Originally a small group of male dancers from Chapeltown, it now shares purpose-built quarters in Quarry Hill, Leeds with Northern Ballet. Nearly half its core dancers were born outside this country, making it a force to reckon with internationally.

An eclectic choice of contemporary music flavoured Tuesday’s programme. Switch (2010), choreographed by Richard Wherlock, made excellent use of a strongly percussive score by Swiss composer Beat Frei, alias B.free. Mechanistic movements unfolded like clockwork, as if the dancers were unable to resist the music’s momentum.

Two songs from Amy Winehouse’s debut album Frank underlay Philip Taylor’s What It Is, where three dancers touchingly explored various relationships before going their separate ways, products of alienation. Michael Mannon’s lighting squares enhanced the narrative.
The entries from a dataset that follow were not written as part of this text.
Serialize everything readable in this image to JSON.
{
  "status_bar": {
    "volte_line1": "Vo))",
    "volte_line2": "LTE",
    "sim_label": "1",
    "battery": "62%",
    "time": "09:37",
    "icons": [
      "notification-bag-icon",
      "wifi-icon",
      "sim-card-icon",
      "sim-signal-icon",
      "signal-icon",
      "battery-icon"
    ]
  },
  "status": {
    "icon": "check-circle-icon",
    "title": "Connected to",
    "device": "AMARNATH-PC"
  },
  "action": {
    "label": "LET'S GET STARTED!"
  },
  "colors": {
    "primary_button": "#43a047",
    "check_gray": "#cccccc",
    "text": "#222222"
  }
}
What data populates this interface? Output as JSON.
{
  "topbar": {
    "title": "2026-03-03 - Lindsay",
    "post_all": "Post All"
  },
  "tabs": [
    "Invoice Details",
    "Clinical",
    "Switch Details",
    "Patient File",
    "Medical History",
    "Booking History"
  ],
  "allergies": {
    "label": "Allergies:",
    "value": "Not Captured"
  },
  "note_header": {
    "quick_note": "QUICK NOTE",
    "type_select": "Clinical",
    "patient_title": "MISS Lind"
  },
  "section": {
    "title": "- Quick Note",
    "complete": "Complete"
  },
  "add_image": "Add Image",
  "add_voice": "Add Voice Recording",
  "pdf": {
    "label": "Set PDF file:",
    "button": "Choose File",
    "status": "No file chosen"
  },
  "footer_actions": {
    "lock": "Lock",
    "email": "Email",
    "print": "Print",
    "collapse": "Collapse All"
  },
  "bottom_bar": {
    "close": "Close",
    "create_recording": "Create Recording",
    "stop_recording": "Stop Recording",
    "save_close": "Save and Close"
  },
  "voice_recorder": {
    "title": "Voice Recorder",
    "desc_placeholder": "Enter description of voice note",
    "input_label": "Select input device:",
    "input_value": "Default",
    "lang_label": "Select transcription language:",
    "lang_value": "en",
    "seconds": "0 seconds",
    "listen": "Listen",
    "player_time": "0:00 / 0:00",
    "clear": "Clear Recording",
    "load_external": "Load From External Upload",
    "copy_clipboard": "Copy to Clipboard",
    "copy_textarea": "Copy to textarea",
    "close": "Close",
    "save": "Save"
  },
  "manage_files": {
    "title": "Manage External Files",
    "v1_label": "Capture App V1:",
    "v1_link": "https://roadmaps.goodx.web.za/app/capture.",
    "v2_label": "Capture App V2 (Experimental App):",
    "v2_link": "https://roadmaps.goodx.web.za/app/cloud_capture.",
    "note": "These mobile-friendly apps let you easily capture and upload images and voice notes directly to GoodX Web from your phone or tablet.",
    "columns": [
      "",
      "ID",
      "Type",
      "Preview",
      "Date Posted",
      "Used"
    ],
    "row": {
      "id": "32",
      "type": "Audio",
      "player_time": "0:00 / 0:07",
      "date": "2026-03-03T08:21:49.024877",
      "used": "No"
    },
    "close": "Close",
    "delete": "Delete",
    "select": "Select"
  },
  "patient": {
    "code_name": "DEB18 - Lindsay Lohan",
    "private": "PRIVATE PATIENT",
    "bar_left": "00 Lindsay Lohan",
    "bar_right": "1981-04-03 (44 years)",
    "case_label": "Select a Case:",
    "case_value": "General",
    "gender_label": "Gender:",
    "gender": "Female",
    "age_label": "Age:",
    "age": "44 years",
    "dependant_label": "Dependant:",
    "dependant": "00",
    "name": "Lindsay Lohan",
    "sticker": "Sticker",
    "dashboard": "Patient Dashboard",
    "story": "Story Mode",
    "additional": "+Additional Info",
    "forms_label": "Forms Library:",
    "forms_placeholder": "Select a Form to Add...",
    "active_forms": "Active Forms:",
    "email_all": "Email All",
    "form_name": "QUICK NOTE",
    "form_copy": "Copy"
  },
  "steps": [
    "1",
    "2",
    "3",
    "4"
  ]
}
The only live music came in Pave Up Paradise, a witty Adam-and-Eve spoof, where Alessandro Lima’s on-stage guitar and vocals lent poignancy to Azzurra Ardovini and Josh Wille’s wry discovery of the birds and the bees, apple and all.

Artistic director Sharon Watson’s Melt was a riveting piece of circus, where two long ropes with attached loops, suspended above target-rings, enabled infinite permutations of swinging gymnastics.

New Age-inspired soft rock by Leeds-based band Wild Beasts provided essential focus. Here especially, but throughout the evening, the seven dancers showed stunning – and boundless - athleticism.